MLB, players reach agreement, paving way to end months-long lockout

FILE - An Official Rawlings Major League Baseball sits with a bat, lock and chain to represent the lockout between Major League Baseball (MLB) and the Major League Baseball Players Association (MLBPA) on Dec. 2, 2021.

Major League Baseball’s acrimonious lockout ended Thursday when a divided players’ association voted to accept management’s offer to salvage a 162-game season that will start April 7.

Owners approved the five-year labor contract with a 30-0 vote. MLB was expected to lift the lockout around 7 p.m. on its 99th day.

MLB’s roster freeze, imposed when the work stoppage began on Dec. 2, was to be lifted immediately, allowing Freddie Freeman, Carlos Correa and more than 100 other free agents to sign contracts.

Training camps in Florida and Arizona will open Friday, and the mandatory reporting date is Sunday. Exhibition games will begin March 17 or 18.

Fans can start making plans to be at Fenway Park, Dodger Stadium and Camden Yards next month. Opening day is being planned a little more than a week behind the original date on March 31.

The deal brings several major changes to the sport — a universal designated hitter, an expanded postseason and measures to disincentivize so-called "tanking." Most of the labor fight centered on the game’s core economics.

The 184 games canceled by Commissioner Rob Manfred were instead postponed, with the regular season extended by three days to Oct. 5. Approximately three games per team will be made up as part of doubleheaders.

With pitchers Max Scherzer and Andrew Miller taking prominent roles as union spokesmen, players twice allowed management deadlines pass to salvage the original March 31 opening day, then let this Tuesday’s deadline for a 162-game schedule go by.

After narrowing the economic gap this week, MLB made another offer Thursday afternoon, saying this was the absolute, final, last moment to play 162 games and preserve full salary and service time.

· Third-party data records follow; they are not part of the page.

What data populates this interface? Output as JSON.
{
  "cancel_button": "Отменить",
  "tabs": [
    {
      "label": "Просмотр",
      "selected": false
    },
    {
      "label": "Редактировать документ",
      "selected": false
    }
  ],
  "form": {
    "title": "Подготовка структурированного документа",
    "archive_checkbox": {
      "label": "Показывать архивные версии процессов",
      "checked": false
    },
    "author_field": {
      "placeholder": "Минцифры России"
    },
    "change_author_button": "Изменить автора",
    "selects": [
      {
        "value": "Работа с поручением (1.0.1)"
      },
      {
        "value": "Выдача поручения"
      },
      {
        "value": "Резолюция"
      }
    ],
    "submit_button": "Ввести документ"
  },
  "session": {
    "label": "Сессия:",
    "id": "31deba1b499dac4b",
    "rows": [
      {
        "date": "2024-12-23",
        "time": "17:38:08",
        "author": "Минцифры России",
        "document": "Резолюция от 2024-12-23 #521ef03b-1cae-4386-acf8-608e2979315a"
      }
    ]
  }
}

Teams moved toward middle ground between themselves and the players. The union’s executive board approved the offer on a 26-12 vote. a person familiar with the balloting said, speaking to The Associated Press on condition of anonymity because no announcement was authorized.

"The deal pushes the game forward," Yankees pitcher Gerrit Cole, a member of the union’s executive subcommittee, said in a telephone interview with The Associated Press. "It addresses a lot of the things that the players in the game should be focused on: the competitive integrity aspect of it."

Playoffs will expand from 10 to 12 teams, with two division winners receiving first-round byes and the remaining four teams in a best-of-three wild card round in each league.

The deal allows teams to have advertising on uniforms and helmets for the first time and could lead to a pitch clock and limits on defensive shifts in 2023.

The agreement calls for the luxury tax threshold to rise from $210 million last year to $230 million this season and gradually to $242 million in 2026, a loosening for the biggest spenders such as the Yankees, Mets, Dodgers and Red Sox.

Tax rates remain unchanged at the initial threshold, second and third thresholds. A new fourth threshold, aimed at billionaire New York Mets owner Steve Cohen, has tax rates of 80% for the first offender, 90%, for the second and 110% for the third.

The agreement allows training camps to open Friday in Florida and Arizona, more than three weeks after they were scheduled to on Feb. 16. Players can begin reporting Friday, with training cut to about 28 days rather than the usual 42 for pitchers and catchers.

The minimum salary rises from $570,500 to about $700,000 this year, with $20,000 annual increases.

A new $50 million bonus pool was established for players not yet eligible for arbitration, a way to boost salaries for young stars.

After yet another snag, this time over management’s desire for an international amateur draft, the deal came together Thursday afternoon and capped nearly a year of talks.

Players had fumed for years about the deal that expired Dec. 1, which saw payrolls decline 4% in 2021 compared to the last full season, back to their 2015 level. The union had an ambitious negotiating stance in talks that began last spring, asking for free-agency rights to increase with an age-based backstop and for an expansion of salary arbitration to its level from 1974-86.

In the late stages, the level and rates of the luxury tax, designed as a break on spending, became the key to a deal. Players think that too low of a threshold and too high of a rate acts tantamount to a salary cap, which the union fought off with a 7 1/2-month strike in 1994-95.

Despite hundreds of hours of threats and counter-threats, the sides avoided regular-season games being canceled by labor conflict for the first time since the 1994-95 strike.

The cost, though, was rancor that cast both owners and players as money-obsessed. Spring training was disrupted for the third straight year following two exhibition seasons altered by the coronavirus pandemic.

"People can go to the ballpark. That will help," Cole said. "Maybe some people will go to the ballpark to tell us know how they feel negatively. That’s their right to do as well. I will say that nobody wants it to go this way. And some of the hurdles we’ve had to jump through over the last few weeks have not necessarily been ill will but just due process.

"It’s just a very democratic process and some of these sorts of things take some time. But I think everybody is tremendously excited to get back and tremendous excited to get back in front of the fans."